October 30, 2010
On Fri, 29 Oct 2010 07:13:46 -0400, tls <do@notha.ev> wrote:
> Robert Jacques Wrote:
>
>> Getting back to pure, one of the "big"
>> advantages of functional languages are their ability to automatically
>> parallelize themselves; and they use a work stealing runtime (aka tasks)
>> to do this.
>
> What functional has task? I switch in Meantime when D2 not staple to study this.
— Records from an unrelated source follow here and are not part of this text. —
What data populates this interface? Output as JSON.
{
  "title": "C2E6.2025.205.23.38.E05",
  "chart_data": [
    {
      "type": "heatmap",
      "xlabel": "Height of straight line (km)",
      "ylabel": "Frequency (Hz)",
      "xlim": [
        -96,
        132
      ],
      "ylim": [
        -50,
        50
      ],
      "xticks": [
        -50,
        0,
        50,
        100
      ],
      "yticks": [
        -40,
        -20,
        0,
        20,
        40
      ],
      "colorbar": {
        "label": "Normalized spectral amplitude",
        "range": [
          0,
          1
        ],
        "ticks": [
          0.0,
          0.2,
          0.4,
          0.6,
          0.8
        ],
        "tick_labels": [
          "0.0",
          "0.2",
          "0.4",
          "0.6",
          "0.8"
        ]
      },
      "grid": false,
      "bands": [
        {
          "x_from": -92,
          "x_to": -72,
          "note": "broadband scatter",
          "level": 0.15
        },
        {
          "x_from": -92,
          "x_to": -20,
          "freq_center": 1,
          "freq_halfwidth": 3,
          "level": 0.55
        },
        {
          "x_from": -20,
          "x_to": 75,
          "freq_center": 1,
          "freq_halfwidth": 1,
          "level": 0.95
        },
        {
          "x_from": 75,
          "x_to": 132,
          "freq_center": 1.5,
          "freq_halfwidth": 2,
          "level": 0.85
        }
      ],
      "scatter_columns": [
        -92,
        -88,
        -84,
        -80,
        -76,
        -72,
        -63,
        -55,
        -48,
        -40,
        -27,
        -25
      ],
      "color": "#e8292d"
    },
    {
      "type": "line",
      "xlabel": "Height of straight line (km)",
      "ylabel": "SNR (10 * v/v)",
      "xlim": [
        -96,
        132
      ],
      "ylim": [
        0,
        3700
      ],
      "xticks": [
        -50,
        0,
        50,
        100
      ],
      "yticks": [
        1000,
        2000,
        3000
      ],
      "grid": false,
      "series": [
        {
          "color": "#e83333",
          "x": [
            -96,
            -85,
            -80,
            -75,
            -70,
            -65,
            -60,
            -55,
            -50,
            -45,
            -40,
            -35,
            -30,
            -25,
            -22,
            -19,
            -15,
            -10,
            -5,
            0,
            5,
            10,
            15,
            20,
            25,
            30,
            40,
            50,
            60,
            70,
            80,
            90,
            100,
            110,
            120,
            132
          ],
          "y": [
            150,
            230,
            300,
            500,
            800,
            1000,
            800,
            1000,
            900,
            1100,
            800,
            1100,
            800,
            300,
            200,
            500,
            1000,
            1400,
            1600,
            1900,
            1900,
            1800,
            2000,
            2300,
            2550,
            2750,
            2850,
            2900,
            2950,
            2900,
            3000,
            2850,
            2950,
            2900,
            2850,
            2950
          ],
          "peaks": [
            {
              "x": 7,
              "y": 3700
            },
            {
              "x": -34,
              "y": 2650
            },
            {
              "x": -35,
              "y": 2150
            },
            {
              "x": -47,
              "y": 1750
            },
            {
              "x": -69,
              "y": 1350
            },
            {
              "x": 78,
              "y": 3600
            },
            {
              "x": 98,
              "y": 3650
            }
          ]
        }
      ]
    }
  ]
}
Every functional language can do this; it's part and parcel of being functional. It's really a more question of how mature their runtimes are, as opposed to language support.
November 01, 2010
On 29/10/2010 02:32, Robert Jacques wrote:
> On Thu, 28 Oct 2010 10:48:34 -0400, Bruno Medeiros
> <brunodomedeiros+spam@com.gmail> wrote:
>> On 26/10/2010 04:47, Robert Jacques wrote:
>>> On Mon, 25 Oct 2010 09:44:14 -0400, Bruno Medeiros
>>> <brunodomedeiros+spam@com.gmail> wrote:
>>>
>>>> On 23/09/2010 23:39, Robert Jacques wrote:
>>>>> On Thu, 23 Sep 2010 16:35:23 -0400, Tomek Sowiński <just@ask.me>
>>>>> wrote:
>>>>>>
>>>>>> On topic: this means a pure function can take a reference to data
>>>>>> that
>>>>>> can be mutated by
>>>>>> someone else. So we're giving up on the "can parallelize with no
>>>>>> dataraces" guarantee on
>>>>>> pure functions?
>>>>>>
>>>>>
>>>>> In short, No. In long; the proposal is for pure functions become
>>>>> broken
>>>>> up into two groups (weak and strong) based on their function
>>>>> signatures.
>>>>> This division is internal to the compiler, and isn't expressed in the
>>>>> language in any way. Strongly-pure functions provide all the
>>>>> guarantees
>>>>> that pure does today and can be automatically parallelized or cached
>>>>> without consequence. Weakly-pure functions, don't provide either of
>>>>> these guarantees, but allow a much larger number of functions to be
>>>>> strongly-pure. In order to guarantee a function is strongly pure, one
>>>>> would have to declare all its inputs immutable or use an appropriate
>>>>> template constraint.
>>>>
>>>> I think we need to be more realistic with what kinds of optimizations
>>>> we could expect from a D compiler and pure functions.
>>>> Caching might be done, but only a temporary sense (caching under a
>>>> limited execution scope). I doubt we would ever have something like
>>>> memoization, which would incur memory costs (potentially quite big
>>>> ones), and so the compiler almost certainly would not be able to know
>>>> (without additional metadata/anotations or compile options) if that
>>>> trade-off is acceptable.
>>>>
>>>> Similarly for parallelism, how would the compiler know that it's ok to
>>>> spawn 10 or 100 new threads to parallelize the execution of some loop?
>>>> The consequences for program and whole-machine scheduling would not be
>>>> trivial and easy to understand. For this to happen, amongst other
>>>> things the compiler and OS would need to ensure that the spawned
>>>> threads would not starve the rest of the threads of that program.
>>>> I suspect all these considerations might be very difficult to
>>>> guarantee on a non-VM environment.
>>>>
>>>
>>> Ahem, it's trivial for the compiler to know if it's okay to spawn 10 or
>>> 100 _tasks_. Tasks, as opposed to threads or even thread pools, are
>>> extremely cheap (think on the order of function call overhead).
>>
>> What are these tasks you mention? I've never heard of them.
>>
>
> The programming language Cilk popularized the concept of parallelization
> through many small tasks combined with a work stealing runtime. Futures
> are essentially the same concept, but because futures were generally
> implemented with OS-threads, a thread pool or fibers/coroutines, that
> term is generally avoided. Like message passing, tasks are often
> implemented in libraries with Intel's threading building blocks probably
> being the most famous, though both Microsoft's Task Parallel Library and
> Apple's Grand Central are gaining mind-share. David Simcha currently has
> a task library in review for inclusion to phobos. Basically, the point
> of tasks is to provide parallelization with extremely low overhead (on
> average a Cilk spawn is less than 4 function calls). That way, instead
> of having a few coarse grain threads which neither scale nor load
> balance well, you're encouraged to use tasks everywhere and therefore
> reap the benefits of a balanced N-way scalable system.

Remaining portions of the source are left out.